RD560 - Virginia Retirement System Stress Test and Sensitivity Analysis – December 2018
The purpose of this report is to assist the VRS Board, stakeholders, policymakers and the public to better understand and assess the risks inherent in the funding of the pension system. This year’s report investigates various risks faced by VRS and measures their potential impact on the defined benefit programs.
Over the last fiscal year, financial markets have provided better than assumed returns, positively impacting projected funding levels and contribution rates. While VRS was a leader in lowering the expected long-term rate of return of the pension funds, several risks remain and opportunities exist to further strengthen the health of the plans, particularly the statewide retirement plans.
Key results and findings of this report are:
• Strong investment performance in fiscal year 2017 mitigated some of the impact of the assumption changes resulting in slightly lower contribution requirements for most plans.
• Significant resources must remain dedicated to addressing the amortization of the legacy unfunded liabilities.
• The outcomes related to investment risk for VRS statewide retirement plans with large unfunded liabilities would be more severe than the better funded local retirement plans.
• Analysis suggests that accelerating the payback of the legacy unfunded liabilities could provide significant long-term savings and better position the statewide plans to weather future volatility in investment returns, thereby serving to reduce investment risk.
• Even while mortality assumptions have already been adjusted to reflect members living longer, new studies suggest additional improvements in mortality are likely, which could increase plan liabilities in coming years.
• Decreases in active covered membership in some statewide plans could cause increases in future employer rates as a percentage of a smaller covered payroll.
• As roughly two-thirds of benefits are funded by investment income, receiving 100% of the Board-certified actuarially determined contributions not only avoids adding liabilities to the plans, but also ensures assets are available timely to be invested and take advantage of compound interest.

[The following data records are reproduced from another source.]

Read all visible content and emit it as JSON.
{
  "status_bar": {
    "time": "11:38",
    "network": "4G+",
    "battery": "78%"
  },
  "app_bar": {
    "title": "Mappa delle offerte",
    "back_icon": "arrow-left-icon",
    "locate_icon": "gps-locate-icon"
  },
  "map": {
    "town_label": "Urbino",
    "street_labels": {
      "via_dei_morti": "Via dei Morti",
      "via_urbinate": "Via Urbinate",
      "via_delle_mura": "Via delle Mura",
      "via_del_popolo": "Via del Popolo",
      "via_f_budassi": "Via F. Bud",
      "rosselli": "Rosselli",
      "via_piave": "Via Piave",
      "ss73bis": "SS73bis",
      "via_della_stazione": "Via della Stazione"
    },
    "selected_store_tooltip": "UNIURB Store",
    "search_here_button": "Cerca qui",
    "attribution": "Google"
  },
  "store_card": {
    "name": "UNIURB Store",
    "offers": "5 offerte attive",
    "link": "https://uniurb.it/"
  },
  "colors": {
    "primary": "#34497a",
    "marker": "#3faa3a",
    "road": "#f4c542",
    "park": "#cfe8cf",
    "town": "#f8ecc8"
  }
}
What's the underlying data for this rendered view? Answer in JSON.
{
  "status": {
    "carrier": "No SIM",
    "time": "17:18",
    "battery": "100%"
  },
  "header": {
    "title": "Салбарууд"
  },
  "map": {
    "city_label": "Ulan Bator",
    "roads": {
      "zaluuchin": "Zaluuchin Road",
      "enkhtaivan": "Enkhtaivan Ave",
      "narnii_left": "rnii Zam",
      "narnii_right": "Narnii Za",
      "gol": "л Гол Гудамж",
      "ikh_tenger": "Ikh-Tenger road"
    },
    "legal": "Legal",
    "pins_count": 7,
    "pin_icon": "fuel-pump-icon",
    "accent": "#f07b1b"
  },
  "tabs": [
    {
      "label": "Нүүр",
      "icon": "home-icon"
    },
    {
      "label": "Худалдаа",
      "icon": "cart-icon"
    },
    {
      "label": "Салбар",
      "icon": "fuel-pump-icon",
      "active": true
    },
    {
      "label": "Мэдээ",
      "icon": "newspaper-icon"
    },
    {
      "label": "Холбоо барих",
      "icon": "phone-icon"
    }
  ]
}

• Pension reforms, specifically plan design changes, have reduced the future costs of benefits. In addition, these reforms have reduced employer’s risk by introducing shared risk in the defined contribution component of the hybrid plan. Approximately 30% of a hybrid member’s benefit has no future investment or longevity risk for employers.
• Due to strong market returns and movement to fully funding the actuarially determined and Board certified contribution rates, unfunded liabilities have declined and over the last five years the funded status of the plans has improved by approximately 10 percent.